On Thursday evening, I gave the George Norris lecture for the political science department at the University of Nebraska Kearney. I graduated from that institution in 1969, although it was then called Kearney State College.
My former law partner, Ed Cook and his dear wife Betty, drove all the way up from their retirement home in Texas to attend. Chancellor Doug Christensen and Senior Vice Chancellor for academic affairs Charles Bicek attended also. Chair of the political science department, Professor Diane L. Duffin, presided over the ceremonies with a wit and dry humor that I enjoyed. She also went out of her way to make my stay truly enjoyable. My dear friend, Professor Peter Longo, introduced me with overly generous remarks. I was touched and flattered by the kindness shown by all.
Bill Kelly, Senior Producer at NET Television & Radio, recorded the event for posterity. (Only the gods know why.) Bill was a good sport and allowed me to incorporate him into my shtick.
My formal presentation asked whether Nebraska’s first federal judge, Elmer Scipio Dundy, was an activist judge for his ruling in the Standing Bear case. I have written about that issue before in these pages. Like most speeches given from a manuscript, my talk was dry but politely received.
After my formal presentation, there was a question and answer session. That was fun. There were great questions and a good deal of laughter. I really enjoyed the exchange, and was particularly impressed by the quality of the questions from the students and faculty.
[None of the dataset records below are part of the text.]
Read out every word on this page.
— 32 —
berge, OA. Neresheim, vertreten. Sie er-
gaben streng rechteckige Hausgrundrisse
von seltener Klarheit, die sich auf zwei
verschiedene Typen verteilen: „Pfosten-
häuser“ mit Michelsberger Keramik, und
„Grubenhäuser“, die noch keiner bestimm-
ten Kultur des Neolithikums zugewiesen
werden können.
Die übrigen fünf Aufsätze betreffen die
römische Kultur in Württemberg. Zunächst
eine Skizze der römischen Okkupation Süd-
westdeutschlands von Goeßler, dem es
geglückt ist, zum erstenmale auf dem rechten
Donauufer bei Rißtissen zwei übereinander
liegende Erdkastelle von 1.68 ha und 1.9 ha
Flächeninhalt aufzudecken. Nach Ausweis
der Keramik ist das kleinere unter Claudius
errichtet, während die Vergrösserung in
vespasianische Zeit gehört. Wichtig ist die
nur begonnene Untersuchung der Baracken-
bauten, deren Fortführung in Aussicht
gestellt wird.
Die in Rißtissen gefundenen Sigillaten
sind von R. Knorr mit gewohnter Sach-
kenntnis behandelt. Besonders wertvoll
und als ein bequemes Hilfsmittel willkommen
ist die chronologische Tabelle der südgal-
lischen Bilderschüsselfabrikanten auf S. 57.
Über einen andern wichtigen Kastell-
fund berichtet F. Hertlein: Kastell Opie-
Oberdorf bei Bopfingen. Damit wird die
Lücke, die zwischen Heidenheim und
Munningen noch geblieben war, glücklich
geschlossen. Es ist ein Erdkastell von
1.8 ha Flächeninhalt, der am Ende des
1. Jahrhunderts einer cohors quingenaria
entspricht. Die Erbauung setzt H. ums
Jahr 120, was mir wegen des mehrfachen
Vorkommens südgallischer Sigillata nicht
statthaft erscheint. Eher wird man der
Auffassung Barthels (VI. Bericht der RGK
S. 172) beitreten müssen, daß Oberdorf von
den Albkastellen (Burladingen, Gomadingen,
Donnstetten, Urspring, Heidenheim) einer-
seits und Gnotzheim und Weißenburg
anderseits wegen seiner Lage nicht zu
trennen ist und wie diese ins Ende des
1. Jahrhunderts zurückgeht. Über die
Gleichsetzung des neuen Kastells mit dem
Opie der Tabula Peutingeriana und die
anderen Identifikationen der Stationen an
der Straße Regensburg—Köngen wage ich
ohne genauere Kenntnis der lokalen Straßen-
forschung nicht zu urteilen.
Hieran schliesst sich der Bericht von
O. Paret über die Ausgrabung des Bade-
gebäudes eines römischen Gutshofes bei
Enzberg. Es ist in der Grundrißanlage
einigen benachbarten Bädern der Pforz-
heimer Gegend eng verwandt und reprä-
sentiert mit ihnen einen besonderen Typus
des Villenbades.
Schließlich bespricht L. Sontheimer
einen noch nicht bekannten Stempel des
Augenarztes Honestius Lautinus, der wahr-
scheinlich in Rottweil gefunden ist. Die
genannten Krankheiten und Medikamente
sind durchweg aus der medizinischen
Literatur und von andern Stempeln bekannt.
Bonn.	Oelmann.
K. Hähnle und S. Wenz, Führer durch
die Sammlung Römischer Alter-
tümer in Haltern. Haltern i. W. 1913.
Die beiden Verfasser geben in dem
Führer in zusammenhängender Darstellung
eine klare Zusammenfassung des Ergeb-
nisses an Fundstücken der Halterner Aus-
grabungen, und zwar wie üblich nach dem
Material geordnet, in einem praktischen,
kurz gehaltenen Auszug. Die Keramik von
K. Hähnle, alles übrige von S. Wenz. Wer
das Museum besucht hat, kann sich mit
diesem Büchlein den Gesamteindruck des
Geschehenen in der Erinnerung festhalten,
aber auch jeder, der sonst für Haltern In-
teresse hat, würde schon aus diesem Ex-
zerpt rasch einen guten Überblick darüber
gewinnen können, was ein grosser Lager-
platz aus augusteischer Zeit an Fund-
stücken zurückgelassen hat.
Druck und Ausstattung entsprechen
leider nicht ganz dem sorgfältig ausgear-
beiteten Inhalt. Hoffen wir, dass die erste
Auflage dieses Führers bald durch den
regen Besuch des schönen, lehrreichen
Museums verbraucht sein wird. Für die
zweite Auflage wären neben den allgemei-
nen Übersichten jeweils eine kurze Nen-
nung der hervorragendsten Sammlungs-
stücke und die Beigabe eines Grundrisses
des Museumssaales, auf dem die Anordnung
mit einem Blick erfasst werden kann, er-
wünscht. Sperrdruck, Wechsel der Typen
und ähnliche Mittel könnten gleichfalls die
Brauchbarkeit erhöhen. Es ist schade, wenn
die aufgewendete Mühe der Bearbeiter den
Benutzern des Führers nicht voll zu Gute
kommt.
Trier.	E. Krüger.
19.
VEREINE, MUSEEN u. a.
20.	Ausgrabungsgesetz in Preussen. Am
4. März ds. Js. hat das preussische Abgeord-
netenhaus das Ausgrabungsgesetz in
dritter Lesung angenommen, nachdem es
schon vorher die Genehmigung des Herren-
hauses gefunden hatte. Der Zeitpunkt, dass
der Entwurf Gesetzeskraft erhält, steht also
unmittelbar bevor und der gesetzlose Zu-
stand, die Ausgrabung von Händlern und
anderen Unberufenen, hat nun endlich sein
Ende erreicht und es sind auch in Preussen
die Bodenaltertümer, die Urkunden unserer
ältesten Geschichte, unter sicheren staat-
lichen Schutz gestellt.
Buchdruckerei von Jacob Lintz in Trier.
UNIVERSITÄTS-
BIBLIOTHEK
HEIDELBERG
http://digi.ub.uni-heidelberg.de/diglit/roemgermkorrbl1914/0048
The only “downside”to the whole affair was the presentation of a collection of old photographs of my college years. Those photographs reminded me of what a callow young man I was 40+ years ago.
In 1965, I came to Kearney State College from Ohio never once having seen the place before. I suspect that I am the only person ever admitted to the college on academic probation. Four years later, the world of the mind had been revealed to me. I owe my alma mater* more than I can ever repay. Thursday evening reminded me of my debt.
*Roughly translated from Latin, alma mater means “kind mother.” That was certainly true for me.